Cukup menggelitik ketika mendengar diskusi yang digelar Metro TV di 8-11 show pagi ini. Diskusi membahas indikasi yang mungkin timbul ketika pemerintah memberlakukan pajak impor film asing ke Indonesia.
Disatu pihak, para pelaku film Indonesia merasa terbantu karena sedikit banyak, kebijakan ini dapat membantu mendongkrak kualitas dan produksi film nasional. Sementara dari sisi artis juga menganggap kebijakan ini sangat membantu karena menurutnya akan membuat sineas lokal lebih produktif dalam memproduksi film (seharusnya dia jujur dengan mengatakan order semakin banyak untuk artis).
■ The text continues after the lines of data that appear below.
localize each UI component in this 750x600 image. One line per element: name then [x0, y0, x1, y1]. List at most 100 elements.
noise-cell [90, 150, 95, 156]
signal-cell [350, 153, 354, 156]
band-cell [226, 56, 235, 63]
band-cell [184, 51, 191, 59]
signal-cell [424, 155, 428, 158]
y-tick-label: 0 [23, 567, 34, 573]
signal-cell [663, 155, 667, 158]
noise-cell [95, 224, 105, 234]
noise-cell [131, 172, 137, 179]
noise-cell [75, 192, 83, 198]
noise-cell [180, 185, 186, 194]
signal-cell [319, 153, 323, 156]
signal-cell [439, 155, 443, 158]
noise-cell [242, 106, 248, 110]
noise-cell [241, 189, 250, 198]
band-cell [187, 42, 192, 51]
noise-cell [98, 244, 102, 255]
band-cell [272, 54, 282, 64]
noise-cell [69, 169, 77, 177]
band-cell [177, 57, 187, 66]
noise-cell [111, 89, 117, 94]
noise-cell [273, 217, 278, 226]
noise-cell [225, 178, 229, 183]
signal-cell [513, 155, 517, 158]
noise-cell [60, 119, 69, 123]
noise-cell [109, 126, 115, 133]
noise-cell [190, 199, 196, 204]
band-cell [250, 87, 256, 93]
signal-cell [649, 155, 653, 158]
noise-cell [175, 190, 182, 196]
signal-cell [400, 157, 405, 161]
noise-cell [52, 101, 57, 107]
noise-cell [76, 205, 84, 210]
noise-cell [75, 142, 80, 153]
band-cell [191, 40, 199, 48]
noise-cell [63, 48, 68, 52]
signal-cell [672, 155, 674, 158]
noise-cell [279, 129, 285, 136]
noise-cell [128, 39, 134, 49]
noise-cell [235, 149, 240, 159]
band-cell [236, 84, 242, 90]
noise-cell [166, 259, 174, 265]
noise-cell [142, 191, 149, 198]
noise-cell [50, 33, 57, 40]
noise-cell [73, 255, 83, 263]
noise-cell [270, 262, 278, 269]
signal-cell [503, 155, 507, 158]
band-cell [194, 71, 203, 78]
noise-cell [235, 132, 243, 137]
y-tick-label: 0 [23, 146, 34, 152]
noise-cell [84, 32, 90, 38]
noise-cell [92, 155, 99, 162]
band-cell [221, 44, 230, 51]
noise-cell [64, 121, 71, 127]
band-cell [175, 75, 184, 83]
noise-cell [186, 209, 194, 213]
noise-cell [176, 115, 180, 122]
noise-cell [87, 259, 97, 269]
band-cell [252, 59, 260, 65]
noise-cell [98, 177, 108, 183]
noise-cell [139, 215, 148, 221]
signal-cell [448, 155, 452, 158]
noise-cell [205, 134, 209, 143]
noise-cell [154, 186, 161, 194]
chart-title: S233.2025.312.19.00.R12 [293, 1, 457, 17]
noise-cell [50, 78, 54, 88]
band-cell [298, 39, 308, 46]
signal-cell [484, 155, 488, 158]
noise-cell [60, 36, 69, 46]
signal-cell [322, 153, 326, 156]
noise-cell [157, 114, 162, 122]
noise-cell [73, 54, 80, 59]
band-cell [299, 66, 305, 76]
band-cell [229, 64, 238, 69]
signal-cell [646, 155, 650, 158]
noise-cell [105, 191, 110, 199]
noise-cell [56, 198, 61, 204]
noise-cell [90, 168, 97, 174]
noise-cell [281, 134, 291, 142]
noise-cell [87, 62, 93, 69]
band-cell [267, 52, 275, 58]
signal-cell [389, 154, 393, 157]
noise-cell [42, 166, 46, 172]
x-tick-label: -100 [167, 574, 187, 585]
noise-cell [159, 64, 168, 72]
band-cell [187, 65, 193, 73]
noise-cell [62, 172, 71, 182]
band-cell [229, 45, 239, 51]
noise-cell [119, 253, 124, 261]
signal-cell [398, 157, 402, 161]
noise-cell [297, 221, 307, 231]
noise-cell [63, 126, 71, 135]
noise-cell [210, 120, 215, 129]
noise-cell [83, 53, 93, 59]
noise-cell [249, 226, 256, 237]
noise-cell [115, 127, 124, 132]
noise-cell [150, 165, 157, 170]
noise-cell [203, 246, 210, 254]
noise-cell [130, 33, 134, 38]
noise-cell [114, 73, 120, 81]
Saya pribadi tidak terlalu detail menyimak dialog tersebut, namun hal yang cukup menggelikan bagi saya adalah, ketika salah satu narasumber mengatakan bahwa penonton Indonesia harus di didik sehingga bisa menerima film yang berkualitas (maksudnya film Indonesia).
Dia dengan entengnya mengatakan yang bermasalah penontonnya....menurut dia penonton Indonesia harus di didik, untuk menonton film yang berkualitas. Bagaimana mungkin kalian mau mendidik penonton Indonesia kalau kalian membuat film sampah, esek-esek, komedi tidak bermutu. Ingat bung....menikmati film adalah permasalah selera, sama seperti menikmati musik. Tidak ada satupun orang di bumi ini yang berhak mendikte, saya harus menonton apa dan harus mendengarkan apa.
Logika apa sih yang kalian kembangkan.....gak usah terlalu banyak omong berbicara masalah kualitas....pertanyaan saya cuma satu, apakah industri perfilman Indonesia sudah siap untuk memproduksi film-film yang berkualitas??? jawabannya pasti tidak.....sudah pasti itu.....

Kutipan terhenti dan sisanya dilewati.